Na mesma publicação, Bruno Carnide argumenta que “em 2022 a inteligência artificial (AI), no que diz respeito à criação de imagens geradas por computador, teve um crescimento gigante, ao ponto de hoje em dia qualquer um de nós com meia dúzia de palavras conseguir ‘criar’ uma imagem digna de estar exposta num museu”, o que considera “preocupante e acima de tudo assustador, para todos os artistas”, para ele, enquanto cineasta, “e para o valor que a arte pode vir a ter num futuro muito próximo”. E conclui: “A ideia de como a AI pode vir a desvalorizar a arte e o criador deixam-me com muito medo do futuro”.
ESAD adapta-se
Na Escola Superior de Artes e Design de Caldas da Rainha (ESAD.CR), o tema está a originar “uma reflexão”, também pelo efeito no sector das indústrias criativas, adianta o director, João dos Santos. “Já falámos internamente e há algumas alterações ou adaptações que vão ter de ser feitas”. Um dos objectivos da instituição integrada no Politécnico de Leiria é sensibilizar os alunos para uma “utilização consciente” e “ética” da tecnologia com inteligência artificial. A protecção dos direitos de autor, a pirataria e o combate ao plágio tornam-se preocupações quando estão em causa programas que utilizam dados e criações de terceiros.
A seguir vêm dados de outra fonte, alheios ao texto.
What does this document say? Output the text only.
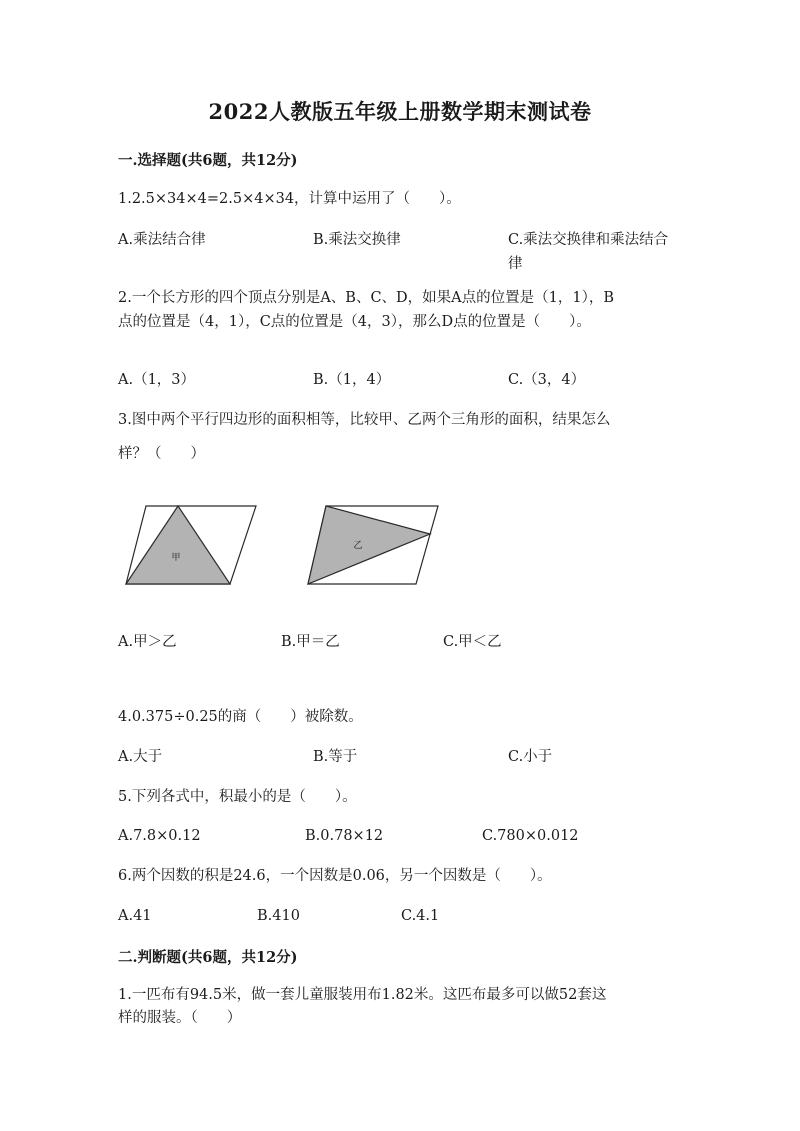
2022人教版五年级上册数学期末测试卷
一.选择题(共6题，共12分)
1.2.5×34×4=2.5×4×34，计算中运用了（　　）。
A.乘法结合律	B.乘法交换律	C.乘法交换律和乘法结合律
2.一个长方形的四个顶点分别是A、B、C、D，如果A点的位置是（1，1），B
点的位置是（4，1），C点的位置是（4，3），那么D点的位置是（　　）。
A.（1，3）	B.（1，4）	C.（3，4）
3.图中两个平行四边形的面积相等，比较甲、乙两个三角形的面积，结果怎么
样？（　　）
甲
乙
A.甲＞乙	B.甲＝乙	C.甲＜乙
4.0.375÷0.25的商（　　）被除数。
A.大于	B.等于	C.小于
5.下列各式中，积最小的是（　　）。
A.7.8×0.12	B.0.78×12	C.780×0.012
6.两个因数的积是24.6，一个因数是0.06，另一个因数是（　　）。
A.41	B.410	C.4.1
二.判断题(共6题，共12分)
1.一匹布有94.5米，做一套儿童服装用布1.82米。这匹布最多可以做52套这
样的服装。（　　）
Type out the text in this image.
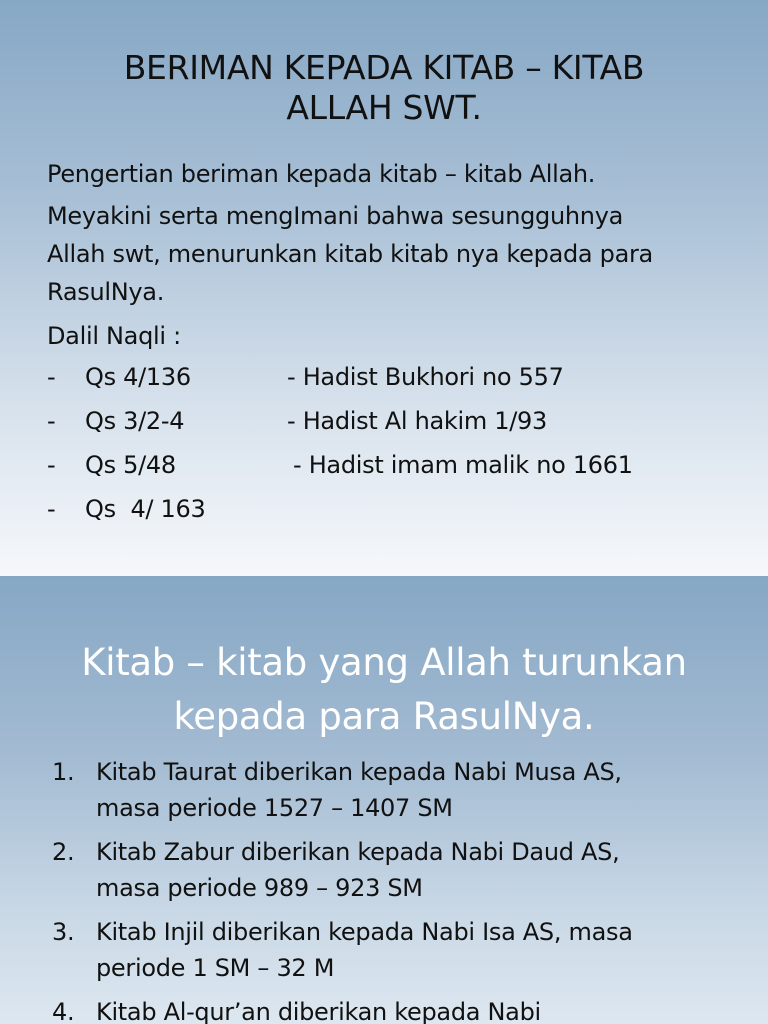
BERIMAN KEPADA KITAB – KITAB
ALLAH SWT.

Pengertian beriman kepada kitab – kitab Allah.

Meyakini serta mengImani bahwa sesungguhnya
Allah swt, menurunkan kitab kitab nya kepada para
RasulNya.

Dalil Naqli :

-	Qs 4/136	- Hadist Bukhori no 557
-	Qs 3/2-4	- Hadist Al hakim 1/93
-	Qs 5/48	- Hadist imam malik no 1661
-	Qs  4/ 163
Kitab – kitab yang Allah turunkan
kepada para RasulNya.
1. Kitab Taurat diberikan kepada Nabi Musa AS,
masa periode 1527 – 1407 SM
2. Kitab Zabur diberikan kepada Nabi Daud AS,
masa periode 989 – 923 SM
3. Kitab Injil diberikan kepada Nabi Isa AS, masa
periode 1 SM – 32 M
4. Kitab Al-qur’an diberikan kepada Nabi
João dos Santos considera que “é real” o “risco” de profissionais nas áreas da ilustração, animação, cinema, publicidade, marketing e design gráfico, entre outras, serem “substituídos por um modelo de inteligência artificial” em algumas tarefas e lembra que, como noutros momentos, “empregos assentes no preço são os primeiros a desaparecer”.
Por outro lado, as tecnologias com inteligência artificial, quando incorporadas no processo criativo, podem contribuir para valorizar o trabalho do autor, ou seja, “bem utilizadas podem abrir mundos”, assinala o director da ESAD.CR, para quem “os artistas ainda vão ser dos últimos a usar estas ferramentas acriticamente”.
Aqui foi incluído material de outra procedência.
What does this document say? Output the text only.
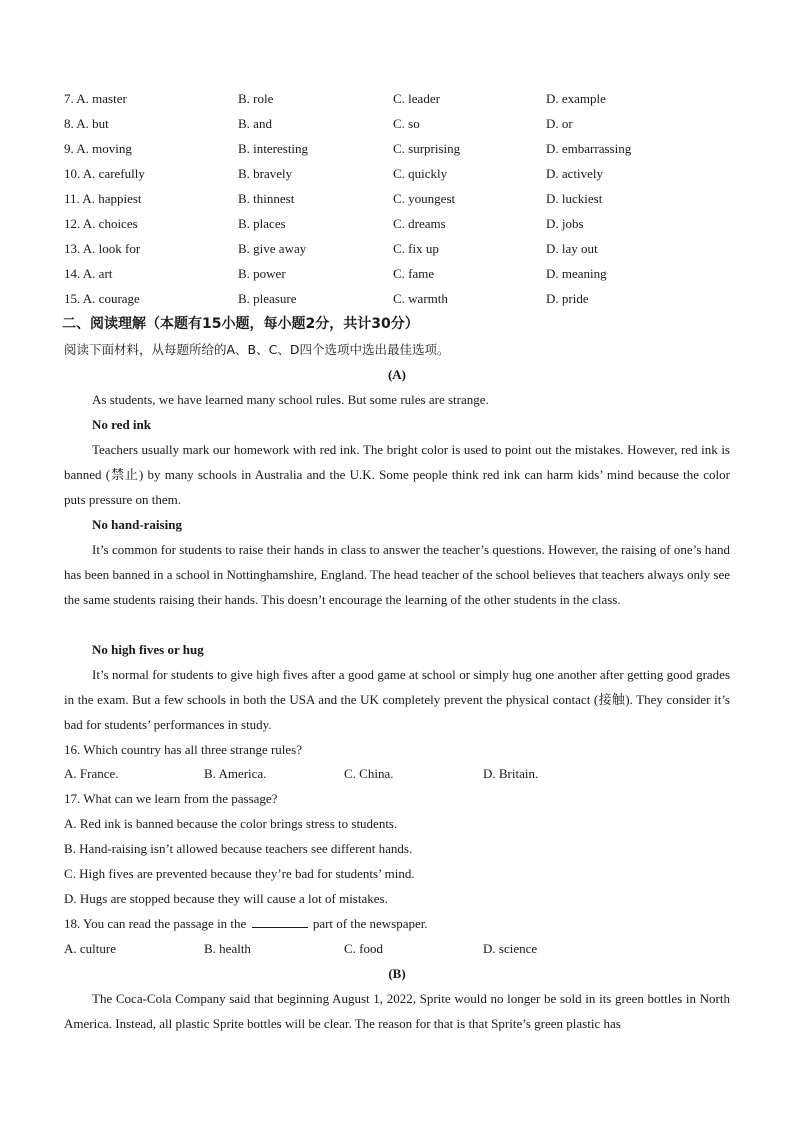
7. A. master	B. role	C. leader	D. example
8. A. but	B. and	C. so	D. or
9. A. moving	B. interesting	C. surprising	D. embarrassing
10. A. carefully	B. bravely	C. quickly	D. actively
11. A. happiest	B. thinnest	C. youngest	D. luckiest
12. A. choices	B. places	C. dreams	D. jobs
13. A. look for	B. give away	C. fix up	D. lay out
14. A. art	B. power	C. fame	D. meaning
15. A. courage	B. pleasure	C. warmth	D. pride
二、阅读理解（本题有15小题，每小题2分，共计30分）
阅读下面材料，从每题所给的A、B、C、D四个选项中选出最佳选项。
(A)
As students, we have learned many school rules. But some rules are strange.
No red ink
Teachers usually mark our homework with red ink. The bright color is used to point out the mistakes. However, red ink is banned (禁止) by many schools in Australia and the U.K. Some people think red ink can harm kids’ mind because the color puts pressure on them.
No hand-raising
It’s common for students to raise their hands in class to answer the teacher’s questions. However, the raising of one’s hand has been banned in a school in Nottinghamshire, England. The head teacher of the school believes that teachers always only see the same students raising their hands. This doesn’t encourage the learning of the other students in the class.
No high fives or hug
It’s normal for students to give high fives after a good game at school or simply hug one another after getting good grades in the exam. But a few schools in both the USA and the UK completely prevent the physical contact (接触). They consider it’s bad for students’ performances in study.
16. Which country has all three strange rules?
A. France.	B. America.	C. China.	D. Britain.
17. What can we learn from the passage?
A. Red ink is banned because the color brings stress to students.
B. Hand-raising isn’t allowed because teachers see different hands.
C. High fives are prevented because they’re bad for students’ mind.
D. Hugs are stopped because they will cause a lot of mistakes.
18. You can read the passage in the	part of the newspaper.
A. culture	B. health	C. food	D. science
(B)
The Coca-Cola Company said that beginning August 1, 2022, Sprite would no longer be sold in its green bottles in North America. Instead, all plastic Sprite bottles will be clear. The reason for that is that Sprite’s green plastic has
O instante em que um modelo de inteligência artificial se torna autor é, para João dos Santos, também ele investigador e artista plástico, inevitável. “Acho que sim”, conclui. “Há-de haver um dia em que a coisa se gera num meio próprio” e com “agentes autónomos”. Por exemplo, no metaverso.
É arte? “Pode ser, sim”, responde ao JORNAL DE LEIRIA. “E certamente vai haver pessoas que vão comprar”.
Em suma, “enquanto humanos podemos apreciar e valorizar como artísticas manifestações e criações que surgem de um meio digital como a inteligência artificial”, embora seja “muito mais interessante olhar do ponto de vista da intenção de quem faz”.
Valor social
Na reflexão publicada pelo JORNAL DE LEIRIA na primeira edição de 2023, Carla de Sousa lembra que “o acto criativo tem sido considerado um acto eminentemente humano”, mas, para “questionar a verdadeira essência da criação literária e artística”, escolhe a inteligência artificial como personalidade do ano na cultura e justifica: “pela primeira vez, uma obra visual gerada através de inteligência artificial foi agraciada com um prémio de arte”.
A fotógrafa de Leiria refere-se à obra “Théâtre D’Opéra Spatial”, apresentada por Jason M. Allen num concurso realizado nos Estados Unidos e obtida através de um programa de inteligência artificial chamado Midjourney, que permitiu gerar a imagem através de texto.
A intersecção entre a arte e a inteligência artificial já chega a eventos tão importantes como a Bienal de Veneza, onde, também em 2022, aquele que é considerado o primeiro robô artista, Ai-Da, apresentou uma exposição a solo.
Para Carla de Sousa, não restam dúvidas de que o debate é inquietante. “O que restará ao humano fazer, quando tudo estiver dominado pela inteligência artificial?”, pergunta. “Colocam-se muitas questões”.
Há um “valor social e cultural agregado” à arte, que pressupõe “intenção” e “provocar no outro uma reacção”, caso contrário, acredita a fotógrafa, “não se cumpre”.